Pour toute cette partie, tu fais à mon avis une erreur d’interprétation, en confondant l’Alexandre historique et l’Alexandre du
Roman, en considérant que l’histoire et la personnalité propre du roi de Macédoine se retrouve dans le
Roman. Or c’est faux, le héros du roman a forgé sa propre histoire et définit ses propres valeurs et vertus. Il n’est pas ici le fils de Philippe, ni un demi-dieu, ni dionysien et sa dualité n’est pas mise en valeur, il est devenu au contraire un roi philosophe idéal. Donc aucun des éléments auquel tu penses ne peut justifier le portrait peint par le romancier.
Citer :
On peut suggérer aussi que le fils d'Olympias et de Philippe, a été investi de la double vue, il est celui qui voit au delà des autres. ce qui serait attesté par ses yeux différents.
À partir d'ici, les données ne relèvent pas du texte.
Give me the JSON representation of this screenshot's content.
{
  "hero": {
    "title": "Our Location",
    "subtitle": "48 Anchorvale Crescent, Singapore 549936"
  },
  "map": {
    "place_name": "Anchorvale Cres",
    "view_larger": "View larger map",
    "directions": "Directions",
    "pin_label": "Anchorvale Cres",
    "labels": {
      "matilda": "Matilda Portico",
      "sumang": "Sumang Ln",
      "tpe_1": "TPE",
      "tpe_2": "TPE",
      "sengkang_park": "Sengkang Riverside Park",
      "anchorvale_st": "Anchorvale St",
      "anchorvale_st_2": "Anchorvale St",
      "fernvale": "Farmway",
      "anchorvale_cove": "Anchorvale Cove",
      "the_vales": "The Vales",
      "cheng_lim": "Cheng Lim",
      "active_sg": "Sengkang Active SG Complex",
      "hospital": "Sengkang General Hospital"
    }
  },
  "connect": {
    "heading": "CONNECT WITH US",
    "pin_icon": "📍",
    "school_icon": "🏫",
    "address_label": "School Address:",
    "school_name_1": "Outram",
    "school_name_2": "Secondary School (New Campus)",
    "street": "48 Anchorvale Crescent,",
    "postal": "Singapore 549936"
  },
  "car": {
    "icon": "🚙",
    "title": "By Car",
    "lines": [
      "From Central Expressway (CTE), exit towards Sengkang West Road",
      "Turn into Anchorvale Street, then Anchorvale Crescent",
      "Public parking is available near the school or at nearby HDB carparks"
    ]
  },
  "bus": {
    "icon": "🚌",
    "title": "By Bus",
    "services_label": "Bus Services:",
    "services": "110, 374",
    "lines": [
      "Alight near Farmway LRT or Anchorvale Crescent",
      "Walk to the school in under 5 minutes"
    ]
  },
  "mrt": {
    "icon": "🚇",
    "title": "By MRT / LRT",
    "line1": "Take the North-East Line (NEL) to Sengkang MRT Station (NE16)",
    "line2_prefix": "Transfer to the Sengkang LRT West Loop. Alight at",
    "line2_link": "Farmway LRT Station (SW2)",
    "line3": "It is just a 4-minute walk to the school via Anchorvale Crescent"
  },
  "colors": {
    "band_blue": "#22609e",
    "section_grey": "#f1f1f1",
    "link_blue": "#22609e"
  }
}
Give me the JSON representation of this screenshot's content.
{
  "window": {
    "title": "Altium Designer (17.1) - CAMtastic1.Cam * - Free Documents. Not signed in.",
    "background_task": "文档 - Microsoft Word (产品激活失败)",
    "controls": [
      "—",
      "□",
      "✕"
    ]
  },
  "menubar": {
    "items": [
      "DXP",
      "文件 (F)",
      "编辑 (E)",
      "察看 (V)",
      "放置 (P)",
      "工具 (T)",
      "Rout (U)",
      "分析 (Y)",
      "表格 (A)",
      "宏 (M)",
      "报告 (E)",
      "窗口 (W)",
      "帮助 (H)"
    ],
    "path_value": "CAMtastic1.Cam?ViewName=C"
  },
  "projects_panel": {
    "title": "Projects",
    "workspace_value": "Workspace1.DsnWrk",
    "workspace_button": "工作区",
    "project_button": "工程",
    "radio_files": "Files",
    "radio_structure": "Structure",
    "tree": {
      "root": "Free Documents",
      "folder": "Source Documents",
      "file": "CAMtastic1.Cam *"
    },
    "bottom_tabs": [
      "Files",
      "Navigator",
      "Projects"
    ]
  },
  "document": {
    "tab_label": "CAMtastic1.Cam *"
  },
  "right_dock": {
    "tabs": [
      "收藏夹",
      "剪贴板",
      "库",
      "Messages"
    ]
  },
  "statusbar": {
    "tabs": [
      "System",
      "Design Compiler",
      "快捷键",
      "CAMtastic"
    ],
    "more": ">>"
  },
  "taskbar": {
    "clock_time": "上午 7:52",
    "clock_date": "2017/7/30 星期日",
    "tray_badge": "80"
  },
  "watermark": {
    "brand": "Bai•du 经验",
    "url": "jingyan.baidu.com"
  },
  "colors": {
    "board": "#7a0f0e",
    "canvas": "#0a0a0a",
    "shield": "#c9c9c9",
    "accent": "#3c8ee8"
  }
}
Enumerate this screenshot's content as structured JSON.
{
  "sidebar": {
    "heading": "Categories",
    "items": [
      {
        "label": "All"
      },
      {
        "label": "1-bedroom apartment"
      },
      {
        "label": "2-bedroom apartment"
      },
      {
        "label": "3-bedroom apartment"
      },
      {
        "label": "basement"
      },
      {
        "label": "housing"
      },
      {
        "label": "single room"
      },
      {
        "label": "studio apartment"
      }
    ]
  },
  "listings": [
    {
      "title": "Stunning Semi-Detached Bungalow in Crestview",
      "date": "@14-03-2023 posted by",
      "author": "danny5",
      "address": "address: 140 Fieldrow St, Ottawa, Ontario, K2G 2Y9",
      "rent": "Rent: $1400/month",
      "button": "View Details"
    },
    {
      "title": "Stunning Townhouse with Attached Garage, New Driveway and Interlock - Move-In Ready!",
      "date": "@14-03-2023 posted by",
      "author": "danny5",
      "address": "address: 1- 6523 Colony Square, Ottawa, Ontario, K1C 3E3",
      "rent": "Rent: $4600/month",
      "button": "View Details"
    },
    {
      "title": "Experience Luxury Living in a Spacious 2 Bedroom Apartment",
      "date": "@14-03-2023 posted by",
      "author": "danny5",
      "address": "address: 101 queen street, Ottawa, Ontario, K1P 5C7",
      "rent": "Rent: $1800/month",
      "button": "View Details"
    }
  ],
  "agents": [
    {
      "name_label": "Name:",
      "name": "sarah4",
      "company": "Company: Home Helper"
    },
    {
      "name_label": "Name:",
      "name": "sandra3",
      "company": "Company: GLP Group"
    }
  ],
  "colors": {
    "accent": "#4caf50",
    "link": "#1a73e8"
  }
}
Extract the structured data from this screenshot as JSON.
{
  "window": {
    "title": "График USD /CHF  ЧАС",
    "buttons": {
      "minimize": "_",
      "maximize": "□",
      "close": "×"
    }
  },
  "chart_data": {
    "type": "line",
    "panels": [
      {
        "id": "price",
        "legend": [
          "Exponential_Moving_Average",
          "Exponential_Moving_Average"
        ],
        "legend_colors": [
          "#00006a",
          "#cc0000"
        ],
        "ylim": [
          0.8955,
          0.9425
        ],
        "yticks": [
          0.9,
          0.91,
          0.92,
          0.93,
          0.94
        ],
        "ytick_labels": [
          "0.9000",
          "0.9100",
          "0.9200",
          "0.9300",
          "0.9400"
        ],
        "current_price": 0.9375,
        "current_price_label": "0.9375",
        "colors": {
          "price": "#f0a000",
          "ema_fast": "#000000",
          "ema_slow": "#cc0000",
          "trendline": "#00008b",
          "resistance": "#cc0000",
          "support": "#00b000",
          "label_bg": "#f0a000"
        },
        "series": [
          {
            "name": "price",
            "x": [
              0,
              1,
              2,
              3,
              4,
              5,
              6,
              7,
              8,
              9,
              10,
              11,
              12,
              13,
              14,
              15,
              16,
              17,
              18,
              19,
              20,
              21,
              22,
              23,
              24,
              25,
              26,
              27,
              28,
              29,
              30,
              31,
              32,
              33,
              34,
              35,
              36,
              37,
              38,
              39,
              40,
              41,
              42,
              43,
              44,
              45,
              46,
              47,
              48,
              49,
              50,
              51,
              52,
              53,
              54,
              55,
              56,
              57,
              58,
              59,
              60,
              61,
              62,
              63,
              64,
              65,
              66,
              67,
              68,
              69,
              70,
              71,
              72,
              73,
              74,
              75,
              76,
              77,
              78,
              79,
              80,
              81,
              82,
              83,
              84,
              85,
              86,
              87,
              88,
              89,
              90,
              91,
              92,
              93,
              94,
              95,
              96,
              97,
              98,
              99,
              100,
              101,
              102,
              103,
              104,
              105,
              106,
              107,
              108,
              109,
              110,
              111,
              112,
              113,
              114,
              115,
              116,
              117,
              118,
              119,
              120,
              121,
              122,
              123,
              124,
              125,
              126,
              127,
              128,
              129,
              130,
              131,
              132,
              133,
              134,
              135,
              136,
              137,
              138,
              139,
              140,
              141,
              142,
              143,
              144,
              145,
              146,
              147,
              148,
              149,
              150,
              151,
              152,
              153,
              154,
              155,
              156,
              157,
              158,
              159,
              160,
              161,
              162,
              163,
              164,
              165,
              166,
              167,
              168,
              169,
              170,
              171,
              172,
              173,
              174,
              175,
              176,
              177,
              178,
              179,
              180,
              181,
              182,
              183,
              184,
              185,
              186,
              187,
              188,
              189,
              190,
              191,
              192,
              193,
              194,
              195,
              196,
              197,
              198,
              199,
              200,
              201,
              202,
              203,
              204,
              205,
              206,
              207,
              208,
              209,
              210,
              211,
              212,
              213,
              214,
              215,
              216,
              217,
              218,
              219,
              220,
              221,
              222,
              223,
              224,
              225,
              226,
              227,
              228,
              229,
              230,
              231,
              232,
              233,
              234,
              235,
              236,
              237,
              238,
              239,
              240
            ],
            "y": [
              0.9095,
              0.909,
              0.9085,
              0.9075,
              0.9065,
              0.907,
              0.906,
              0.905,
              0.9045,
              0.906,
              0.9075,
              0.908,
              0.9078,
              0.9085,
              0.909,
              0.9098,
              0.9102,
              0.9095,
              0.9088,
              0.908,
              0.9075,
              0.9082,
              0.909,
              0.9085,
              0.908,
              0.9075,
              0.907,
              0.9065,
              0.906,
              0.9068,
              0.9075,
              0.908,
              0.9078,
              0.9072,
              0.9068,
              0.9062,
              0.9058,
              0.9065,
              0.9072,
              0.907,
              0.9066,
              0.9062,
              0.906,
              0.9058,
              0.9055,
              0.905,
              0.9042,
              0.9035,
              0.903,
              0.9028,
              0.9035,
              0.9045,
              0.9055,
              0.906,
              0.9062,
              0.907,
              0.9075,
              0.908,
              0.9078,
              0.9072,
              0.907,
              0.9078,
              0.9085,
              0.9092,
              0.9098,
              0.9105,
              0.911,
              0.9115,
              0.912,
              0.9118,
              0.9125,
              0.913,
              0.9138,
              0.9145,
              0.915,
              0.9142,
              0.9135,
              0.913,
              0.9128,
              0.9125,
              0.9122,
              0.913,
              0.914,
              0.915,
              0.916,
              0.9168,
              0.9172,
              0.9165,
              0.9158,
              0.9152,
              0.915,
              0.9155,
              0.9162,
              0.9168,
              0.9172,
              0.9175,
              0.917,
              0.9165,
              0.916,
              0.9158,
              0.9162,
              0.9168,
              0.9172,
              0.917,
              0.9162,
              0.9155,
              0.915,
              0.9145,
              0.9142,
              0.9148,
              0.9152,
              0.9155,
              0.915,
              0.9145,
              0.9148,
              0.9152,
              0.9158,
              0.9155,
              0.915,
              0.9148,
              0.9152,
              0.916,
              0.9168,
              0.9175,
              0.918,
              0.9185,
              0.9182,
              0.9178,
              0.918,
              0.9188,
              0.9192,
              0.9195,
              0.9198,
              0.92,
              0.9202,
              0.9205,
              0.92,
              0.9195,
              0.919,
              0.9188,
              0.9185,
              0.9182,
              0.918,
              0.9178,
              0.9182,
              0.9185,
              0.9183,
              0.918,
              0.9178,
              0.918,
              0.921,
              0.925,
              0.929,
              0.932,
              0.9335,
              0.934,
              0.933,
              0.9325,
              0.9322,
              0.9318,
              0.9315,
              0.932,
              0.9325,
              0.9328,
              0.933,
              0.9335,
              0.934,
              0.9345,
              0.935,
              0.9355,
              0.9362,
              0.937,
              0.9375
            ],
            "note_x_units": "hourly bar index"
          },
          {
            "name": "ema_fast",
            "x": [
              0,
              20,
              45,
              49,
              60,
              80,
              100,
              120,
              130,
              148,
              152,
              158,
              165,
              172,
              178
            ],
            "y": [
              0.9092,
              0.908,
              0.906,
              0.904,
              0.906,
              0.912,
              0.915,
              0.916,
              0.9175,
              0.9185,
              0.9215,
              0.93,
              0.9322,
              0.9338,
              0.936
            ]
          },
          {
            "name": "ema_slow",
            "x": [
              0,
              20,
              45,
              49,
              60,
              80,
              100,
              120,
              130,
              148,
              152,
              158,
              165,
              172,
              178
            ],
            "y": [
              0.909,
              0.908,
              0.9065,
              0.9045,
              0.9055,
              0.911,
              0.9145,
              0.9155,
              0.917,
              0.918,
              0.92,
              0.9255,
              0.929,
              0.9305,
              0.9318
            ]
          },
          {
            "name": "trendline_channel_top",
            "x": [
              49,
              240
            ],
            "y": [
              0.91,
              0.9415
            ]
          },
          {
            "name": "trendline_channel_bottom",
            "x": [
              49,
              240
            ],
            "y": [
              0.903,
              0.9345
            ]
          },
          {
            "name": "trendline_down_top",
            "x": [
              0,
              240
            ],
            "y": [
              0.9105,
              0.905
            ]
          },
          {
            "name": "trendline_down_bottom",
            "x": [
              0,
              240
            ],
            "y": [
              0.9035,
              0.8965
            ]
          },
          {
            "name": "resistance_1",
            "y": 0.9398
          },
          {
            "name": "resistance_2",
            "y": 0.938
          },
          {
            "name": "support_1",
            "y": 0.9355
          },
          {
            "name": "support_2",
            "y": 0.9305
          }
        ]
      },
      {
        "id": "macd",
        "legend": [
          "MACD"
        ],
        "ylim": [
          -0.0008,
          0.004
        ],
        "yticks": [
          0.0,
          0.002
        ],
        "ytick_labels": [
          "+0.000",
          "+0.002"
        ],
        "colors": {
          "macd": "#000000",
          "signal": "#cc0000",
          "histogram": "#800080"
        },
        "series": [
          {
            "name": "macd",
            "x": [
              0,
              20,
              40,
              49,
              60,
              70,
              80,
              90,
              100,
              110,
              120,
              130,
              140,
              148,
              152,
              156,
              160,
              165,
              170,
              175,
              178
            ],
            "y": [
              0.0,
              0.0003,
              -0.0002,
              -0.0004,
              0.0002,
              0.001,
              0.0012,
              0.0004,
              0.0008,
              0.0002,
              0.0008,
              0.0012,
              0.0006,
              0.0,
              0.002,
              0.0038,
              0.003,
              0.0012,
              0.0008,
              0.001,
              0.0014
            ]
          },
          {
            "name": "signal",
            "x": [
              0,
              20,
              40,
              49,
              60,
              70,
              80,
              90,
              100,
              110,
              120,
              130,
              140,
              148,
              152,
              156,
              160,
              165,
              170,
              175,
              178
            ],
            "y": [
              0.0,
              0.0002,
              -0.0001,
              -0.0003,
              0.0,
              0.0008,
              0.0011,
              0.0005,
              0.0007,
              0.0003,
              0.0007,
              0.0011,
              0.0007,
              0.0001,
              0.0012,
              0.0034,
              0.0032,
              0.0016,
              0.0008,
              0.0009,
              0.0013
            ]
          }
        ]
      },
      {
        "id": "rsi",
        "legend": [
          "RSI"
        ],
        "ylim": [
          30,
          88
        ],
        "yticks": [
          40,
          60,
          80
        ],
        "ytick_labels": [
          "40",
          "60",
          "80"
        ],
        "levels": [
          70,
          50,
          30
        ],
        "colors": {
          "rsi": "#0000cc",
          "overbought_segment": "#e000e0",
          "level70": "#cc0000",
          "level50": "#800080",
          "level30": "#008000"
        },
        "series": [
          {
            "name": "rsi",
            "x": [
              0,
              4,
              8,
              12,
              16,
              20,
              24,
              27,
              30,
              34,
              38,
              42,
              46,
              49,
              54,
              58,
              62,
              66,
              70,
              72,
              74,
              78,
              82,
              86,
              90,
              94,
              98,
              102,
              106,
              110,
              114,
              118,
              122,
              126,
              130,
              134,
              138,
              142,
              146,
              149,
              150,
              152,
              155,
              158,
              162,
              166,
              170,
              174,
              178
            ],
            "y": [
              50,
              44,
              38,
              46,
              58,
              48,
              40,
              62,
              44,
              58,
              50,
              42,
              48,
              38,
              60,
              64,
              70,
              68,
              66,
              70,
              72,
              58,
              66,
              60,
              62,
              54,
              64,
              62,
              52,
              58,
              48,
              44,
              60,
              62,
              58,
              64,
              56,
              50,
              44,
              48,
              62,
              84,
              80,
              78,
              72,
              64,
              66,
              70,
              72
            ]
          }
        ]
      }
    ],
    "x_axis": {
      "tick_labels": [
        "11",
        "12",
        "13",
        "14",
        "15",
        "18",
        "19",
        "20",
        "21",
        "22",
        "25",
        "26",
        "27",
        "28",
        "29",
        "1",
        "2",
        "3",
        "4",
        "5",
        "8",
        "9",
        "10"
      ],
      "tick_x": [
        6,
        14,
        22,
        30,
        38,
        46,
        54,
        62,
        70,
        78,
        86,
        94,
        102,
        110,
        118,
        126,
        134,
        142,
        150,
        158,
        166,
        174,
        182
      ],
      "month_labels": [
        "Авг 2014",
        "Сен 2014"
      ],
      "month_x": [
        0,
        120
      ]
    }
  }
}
Ici, je n’ai pas croisé le moindre parallèle dans les textes anciens, ce n’est donc que spéculation, d’autant plus anachronique que l’expression française « double vue » qui fait spontanément penser au dikoros n’a pas à ma connaissance d’équivalent antique. Pour les Antiques, la « double pupille » n’a pas la même nuance, voir le passage de Ptolémée Chennus cité plus haut : certes le regard du magicien change, il voir au-delà de celui des hommes du commun, mais d’une part la nuance est très fortement péjorative (contrairement à l’expression française), et de plus, il n’y a pas cette notion de don prophétique.
Je pense que l’expression française est bien issue de l’expression latine, elle-même issue du
dikoros grec, mais à chaque étape son sens a changé, a évolué, et son sens actuel n’a plus grands points communs avec celui antique. Bref, un faux ami trompeur.
Plus que des pouvoirs magiques actifs et conscient (qu’il a en parti, en particulier en tant que thaumaturge), l’hétérochromie d’Alexandre me semble davantage la marque d’une aura magique, passive, issue de son père égyptien Nectanebos. Un potentiel, plus qu’un pouvoir réel dont il serait conscient. A confirmer (faut que je relise sérieusement le roman, enfin un des romans).